Jimmy stares at his piece uncomprehendingly, then sheepishly slides it back into his leg holster. “Sorry,” he says.
The Anvil looks around, trying to sight the attacker through the plastiglass canopy. She checks the scanner. Nothing. The interceptor spirals towards the ocean. “Chun, look for some life jackets,” she says.
* * *
The hologram from his palm chip fades as Johnston jogs to the flight bay. Beside a big antique interceptor wait three augmented women, with bodies punctuated by scarring, cybernetic parts, dermaplastics and dangling neural fibres. “Kanji,” he says to a huge African woman with a massive barbed metal arm, dreadlocks and glowing red visual receptors for eyes. “Start her up.” Kanji immediately boards the jet and the engines churn to life. Johnston climbs into the back and straps himself into the rear bench. The other two women follow.
“The rogue interceptor has just been downed by one of my contacts at the launch tower,” says Johnston. “We have less than five minutes to get there and recover the girl. We need to get her before Bester’s men do. I’m feeding you ocular video from our assault troops of the armature and the other occupants of the jet.” Each of the women pauses briefly as they review a replay of the Clarissa assault on their retinal links.
Jayle, with a scarred angular face, spiked blonde hair and durasteel legs, smiles. “L-series armature: subdermal mesh, megajoule MWEs, endura core, protein revitalisers, reformative layering. Nice.”
Sarain, dark skinned with oversized zylex torso and arms and glowing neural fibre hair, winks. “A nice challenge, y’mean,” she says. She extends an electromagnetic pulse cannon from one of her forearm housings.
Johnston frowns, remembering the throne room. “No screw ups,” he says.
“You worry too much, boss,” says Kanji from the pilot’s seat.
The jet rises on a plume of superheated air and exits the hangar at top speed, slicing through the rain and wind and leaving the waveruin tower behind.
* * *
Water is streaming in through cracks in the fuselage. The Anvil pops Violet into her back capsule, sealing the little girl away from harm, then straps on a life jacket that’s far too small for her broad male frame. Chun pops the side door. Water sluices in, filling the cabin to waist height. A raft inflates. Jimmy struggles to exit and falls in face first, swearing as he does. Chun follows, groaning as her wounded leg makes contact. The Anvil follows last as the interceptor sinks beneath the waves in a coda of spume and froth. The raft is buffeted left and right, half full with rain and surf, the Anvil’s side dipping low under her weight.
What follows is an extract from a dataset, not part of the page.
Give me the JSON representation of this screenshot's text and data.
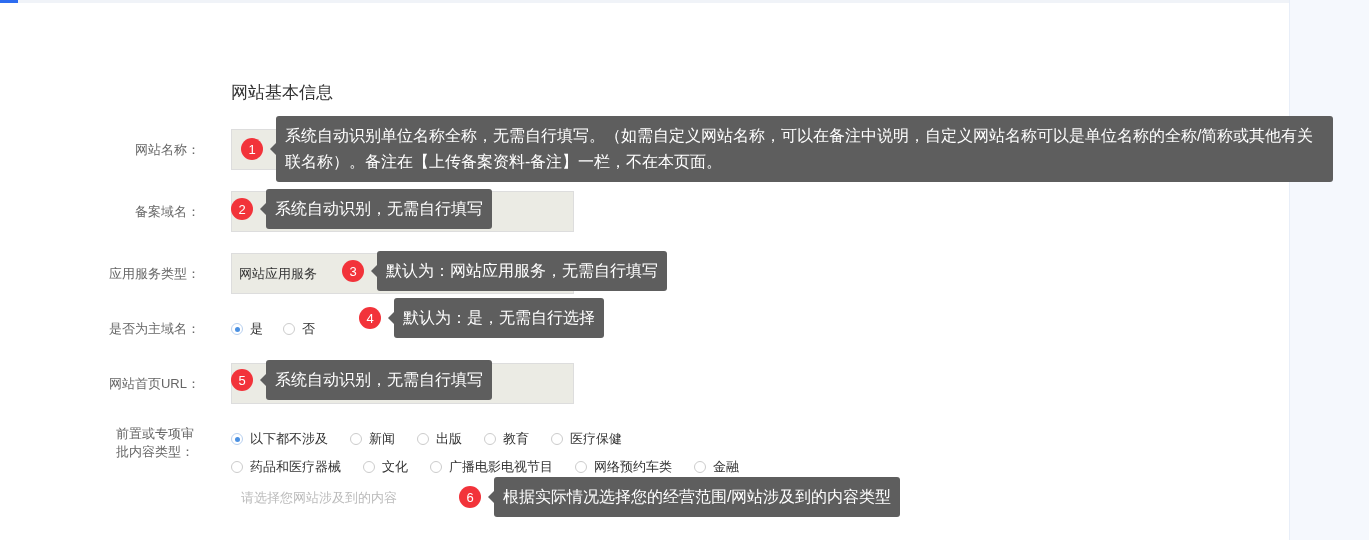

“Well, this trip just keeps getting better and better,” says Jimmy, water cascading down his dark face.
To be continued…
Missed earlier instalments? Click here.
What is ANVIL?
ANVIL is a deliberately unplanned, multi-part short story I’ve created to challenge myself as a writer (I’ve done this before with The Sale – check it out). My intention is to write an episode as often as possible, generally (but not always) ending with a cliff hanger, then work out how to solve the dilemma and continue the story. I have no idea how the story will progress, no idea what it’s about until I get there.
Only you can tell me if it’s successful, or not. I hope you enjoy my continuing experiment.